Their Fil-Can brunch takes Canadian brunch classics and adds a filipino twist. I had some of my best guys, Shingo, Squiggy and Kee, join me on a sunny Saturday. We managed to snag the front table, perfect for people watching while some of us enjoyed a Lamesa shandy.
Lamesa makes its shandies with calamansi: tiny filipino limes that we often use in a lot of our cooking.
We were all very hungry and luckily none of Lamesa’s dishes were of the light variety. Squiggy decided that he would choose the delicious sounding Pork and Pancakes. And it looked very, very tasty:
Coconut Pancakes are topped with a generous portion of root beer braised pork. Here they use a filipino root beer called Sarsi – I love this stuff! And what are pancakes without a dollop of butter? Lamesa uses coconut butter to finish off this dish. Yum!
Kee went with the Halo Halo Sisig and Garlic Fried Rice:
Halo Halo – literally ‘mix mix’ in tagalog – is exactly what you do with this dish. You can mix your skillet of pork, beef, chicken, chili, garlic, onions and fried egg with freshly made garlic fried rice
Next we have Shingo’s choice. The eggs Josephine. They take the traditional eggs benedict with homemade biscuit and hollandaise and add crispy pork and bagoong – a shrimp and fish paste condiment. It’s a unique flavour that adds that bit of salt and seafood to any dish.
Finally I decided that the Bansilog fish cakes and eggs (also pictured above) were calling my name. I didn’t realize until this moment how we filipinos are suckers for contractions:
Bangus (milk fish) – Sinangag (garlic fried rice) – Itlog (egg) = Bansilog!

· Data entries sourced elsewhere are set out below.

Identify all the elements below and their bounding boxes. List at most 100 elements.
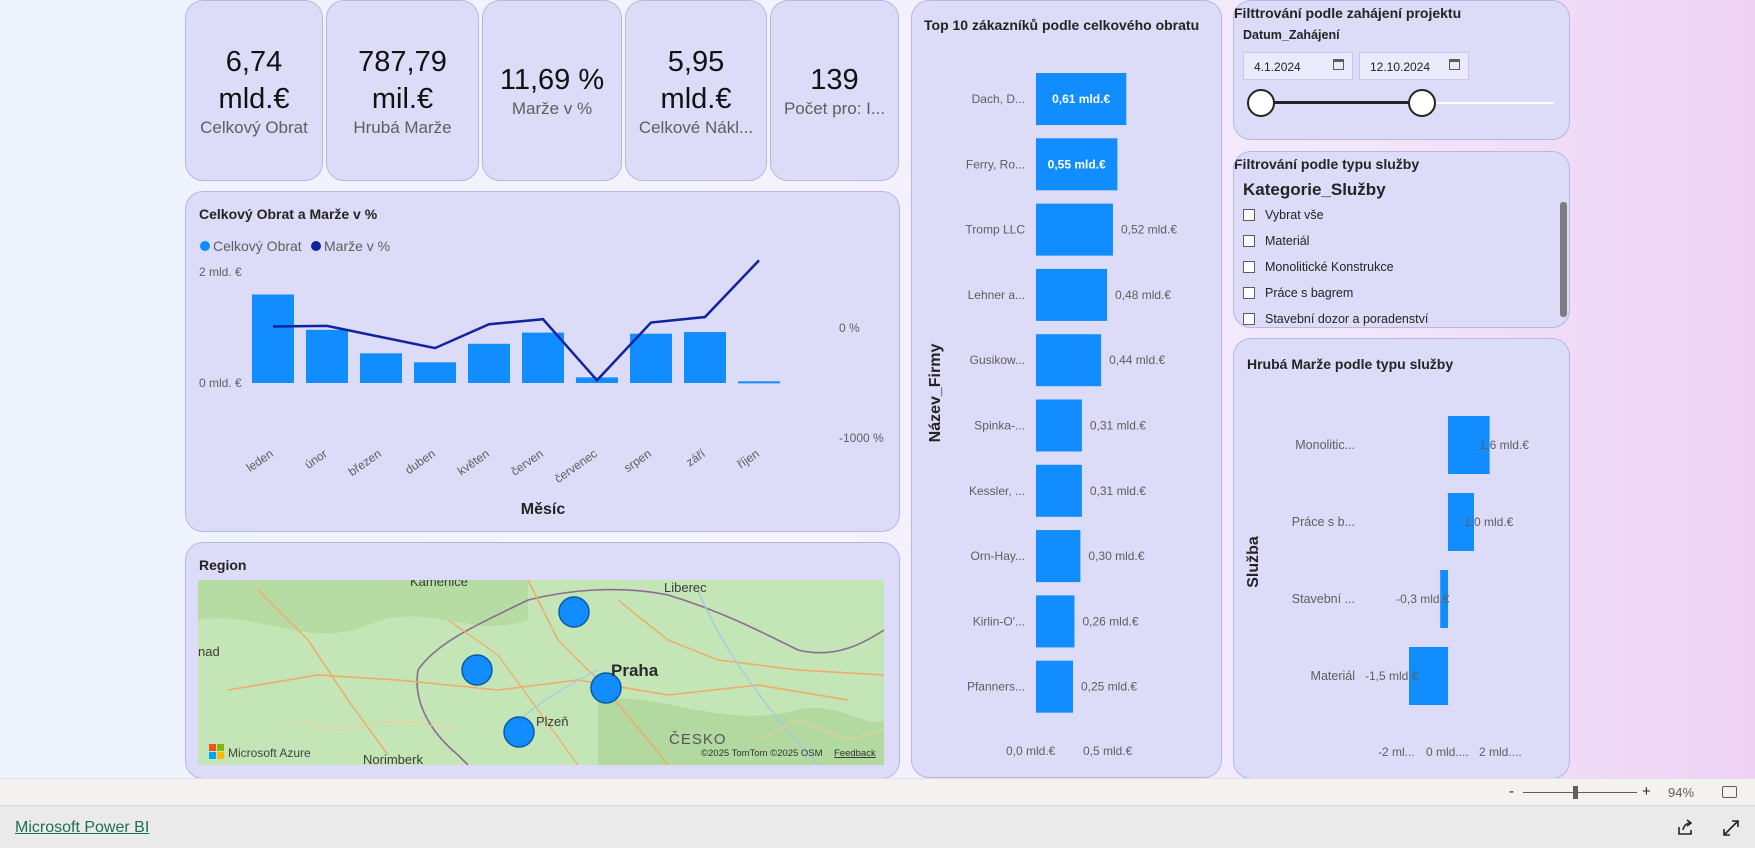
combo-chart-panel[interactable]: Celkový Obrat a Marže v % Celkový Obrat … <box>185 191 900 532</box>
option-supervision[interactable]: Stavební dozor a poradenství <box>1243 312 1428 326</box>
slicer-scrollbar[interactable] <box>1560 202 1567 317</box>
share-icon[interactable] <box>1676 819 1694 837</box>
y-left-tick: 0 mld. € <box>199 376 242 390</box>
margin-bar[interactable] <box>1448 493 1474 551</box>
combo-bar[interactable] <box>414 362 456 383</box>
calendar-icon[interactable] <box>1333 59 1344 70</box>
category-label: Materiál <box>1311 669 1355 683</box>
kpi-card-margin-percent[interactable]: 11,69 % Marže v % <box>482 0 622 181</box>
customer-bar[interactable] <box>1036 595 1075 648</box>
zoom-slider-track[interactable] <box>1523 792 1637 793</box>
calendar-icon[interactable] <box>1449 59 1460 70</box>
category-label: Stavební ... <box>1292 592 1355 606</box>
combo-bar[interactable] <box>306 329 348 383</box>
x-axis-tick: duben <box>402 446 437 477</box>
margin-bar[interactable] <box>1409 647 1448 705</box>
map-bubble[interactable] <box>590 672 622 704</box>
margin-by-service-panel[interactable]: Hrubá Marže podle typu služby Služba Mon… <box>1233 338 1570 779</box>
zoom-in-button[interactable]: + <box>1642 783 1651 800</box>
combo-bar[interactable] <box>684 332 726 383</box>
region-map-panel[interactable]: Region Kamenice Liberec nad Praha Pl <box>185 542 900 779</box>
customer-bar[interactable] <box>1036 660 1073 713</box>
zoom-level[interactable]: 94% <box>1668 785 1695 800</box>
kpi-card-total-revenue[interactable]: 6,74 mld.€ Celkový Obrat <box>185 0 323 181</box>
service-slicer-panel[interactable]: Filtrování podle typu služby Kategorie_S… <box>1233 151 1570 328</box>
power-bi-link[interactable]: Microsoft Power BI <box>15 819 150 836</box>
kpi-card-project-count[interactable]: 139 Počet pro: I... <box>770 0 899 181</box>
option-excavator[interactable]: Práce s bagrem <box>1243 286 1353 300</box>
end-date-input[interactable]: 12.10.2024 <box>1359 52 1469 80</box>
zoom-slider-thumb[interactable] <box>1573 786 1578 799</box>
margin-bar[interactable] <box>1440 570 1448 628</box>
data-label: 1,6 mld.€ <box>1480 438 1530 452</box>
x-axis-tick: květen <box>455 446 492 478</box>
category-label: Spinka-... <box>974 419 1025 433</box>
kpi-label: Celkové Nákl... <box>638 117 754 137</box>
combo-chart: Celkový Obrat Marže v % 2 mld. € 0 mld. … <box>199 238 884 518</box>
start-date-input[interactable]: 4.1.2024 <box>1243 52 1353 80</box>
map-bubble[interactable] <box>461 654 493 686</box>
range-start-handle[interactable] <box>1247 89 1275 117</box>
combo-bar[interactable] <box>630 333 672 383</box>
customer-bar[interactable] <box>1036 530 1081 583</box>
category-label: Gusikow... <box>970 353 1025 367</box>
zoom-out-button[interactable]: - <box>1509 783 1514 800</box>
map-bubble[interactable] <box>558 596 590 628</box>
region-title: Region <box>199 557 247 573</box>
category-label: Monolitic... <box>1295 438 1355 452</box>
map-copyright: ©2025 TomTom ©2025 OSM <box>701 748 823 759</box>
checkbox[interactable] <box>1243 261 1255 273</box>
customer-bar[interactable] <box>1036 399 1082 452</box>
map-feedback-link[interactable]: Feedback <box>834 748 876 759</box>
customer-bar[interactable] <box>1036 138 1118 191</box>
combo-bar[interactable] <box>468 343 510 383</box>
checkbox[interactable] <box>1243 313 1255 325</box>
customer-bar[interactable] <box>1036 203 1113 256</box>
data-label: 0,26 mld.€ <box>1082 614 1138 628</box>
checkbox[interactable] <box>1243 235 1255 247</box>
kpi-value: 6,74 <box>225 45 283 78</box>
end-date-value: 12.10.2024 <box>1370 60 1431 74</box>
kpi-card-total-costs[interactable]: 5,95 mld.€ Celkové Nákl... <box>625 0 767 181</box>
service-slicer-title: Filtrování podle typu služby <box>1234 156 1420 172</box>
option-monolithic[interactable]: Monolitické Konstrukce <box>1243 260 1394 274</box>
x-axis-tick: září <box>683 446 708 469</box>
kpi-card-gross-margin[interactable]: 787,79 mil.€ Hrubá Marže <box>326 0 479 181</box>
customer-bar[interactable] <box>1036 268 1108 321</box>
x-axis-tick: červenec <box>552 446 600 485</box>
combo-bar[interactable] <box>738 381 780 384</box>
legend-marker-revenue <box>200 241 210 251</box>
fullscreen-icon[interactable] <box>1722 819 1740 837</box>
customer-bar[interactable] <box>1036 73 1127 125</box>
top10-chart: Název_Firmy Dach, D... 0,61 mld.€ Ferry, R… <box>927 73 1177 758</box>
combo-bar[interactable] <box>252 294 294 383</box>
map-brand: Microsoft Azure <box>228 746 311 760</box>
category-label: Lehner a... <box>968 288 1025 302</box>
category-label: Tromp LLC <box>965 223 1025 237</box>
customer-bar[interactable] <box>1036 334 1102 387</box>
map-bubble[interactable] <box>503 716 535 748</box>
kpi-value-unit: mld.€ <box>218 82 290 115</box>
combo-bar[interactable] <box>522 332 564 383</box>
customer-bar[interactable] <box>1036 464 1082 517</box>
range-end-handle[interactable] <box>1408 89 1436 117</box>
region-map[interactable]: Kamenice Liberec nad Praha Plzeň ČESKO N… <box>198 580 884 765</box>
category-label: Kirlin-O'... <box>973 614 1025 628</box>
combo-chart-title: Celkový Obrat a Marže v % <box>199 206 378 222</box>
checkbox[interactable] <box>1243 287 1255 299</box>
margin-line[interactable] <box>272 259 760 383</box>
date-slicer-panel[interactable]: Filttrování podle zahájení projektu Datu… <box>1233 0 1570 140</box>
x-axis-tick: 0,5 mld.€ <box>1083 744 1133 758</box>
kpi-value-unit: mld.€ <box>660 82 732 115</box>
checkbox[interactable] <box>1243 209 1255 221</box>
option-material[interactable]: Materiál <box>1243 234 1309 248</box>
top10-panel[interactable]: Top 10 zákazníků podle celkového obratu … <box>911 0 1222 778</box>
fit-to-page-icon[interactable] <box>1722 786 1737 798</box>
option-select-all[interactable]: Vybrat vše <box>1243 208 1324 222</box>
category-label: Orn-Hay... <box>971 549 1025 563</box>
combo-bar[interactable] <box>360 353 402 383</box>
footer-bar: Microsoft Power BI <box>0 805 1755 848</box>
data-label: 0,52 mld.€ <box>1121 223 1177 237</box>
y-right-tick: 0 % <box>839 321 860 335</box>
margin-bar[interactable] <box>1448 416 1490 474</box>
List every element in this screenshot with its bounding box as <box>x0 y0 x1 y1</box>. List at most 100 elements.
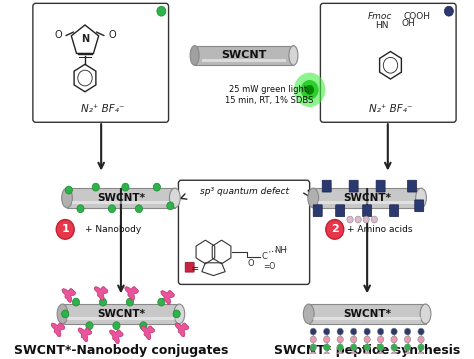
Circle shape <box>445 6 454 16</box>
Circle shape <box>418 336 424 343</box>
Circle shape <box>371 216 377 223</box>
Circle shape <box>65 186 73 194</box>
Circle shape <box>173 310 180 318</box>
Text: N₂⁺ BF₄⁻: N₂⁺ BF₄⁻ <box>369 104 412 115</box>
Circle shape <box>347 216 353 223</box>
Polygon shape <box>109 330 123 344</box>
Circle shape <box>157 6 166 16</box>
Ellipse shape <box>294 73 325 107</box>
Polygon shape <box>313 188 421 208</box>
Circle shape <box>310 328 316 335</box>
Text: O: O <box>248 259 255 268</box>
Circle shape <box>127 298 134 306</box>
Circle shape <box>56 220 74 239</box>
Text: =: = <box>191 264 200 274</box>
Polygon shape <box>67 317 175 320</box>
Circle shape <box>337 352 343 359</box>
Polygon shape <box>78 328 91 341</box>
Polygon shape <box>141 326 155 340</box>
Text: SWCNT*: SWCNT* <box>97 193 145 203</box>
Polygon shape <box>63 304 179 324</box>
Circle shape <box>153 183 161 191</box>
Text: sp³ quantum defect: sp³ quantum defect <box>200 187 289 196</box>
Circle shape <box>355 216 361 223</box>
Circle shape <box>364 352 370 359</box>
Circle shape <box>418 344 424 351</box>
FancyBboxPatch shape <box>349 180 358 192</box>
Circle shape <box>364 336 370 343</box>
Circle shape <box>391 344 397 351</box>
Text: =O: =O <box>263 262 275 271</box>
Circle shape <box>404 344 410 351</box>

And the result was a garlic fried rice and milk fish cake topped with a perfectly poached egg. Come. To. Mama.
Lastly we couldn’t leave with out something sweet to balance out our savoury. And I loved their version of a stuffed crepe:
This validated my strong opinion that brunch should always have a dessert course! Jack fruit and coconut mascarpone fill a crepe that is blanketed with coconut whip cream, tapioca pearls and crushed fruit loops. Wow.
Thank you Lamesa for showing us a real fusion of Filipino and Canadian food! I loved that I was able to introduce some of my friends to essential filipino food elements, reimagined. While eating at Lamesa isn’t like eating a home cooked filipino meal, I love that they have taken filipino cuisine and elevated it to another level.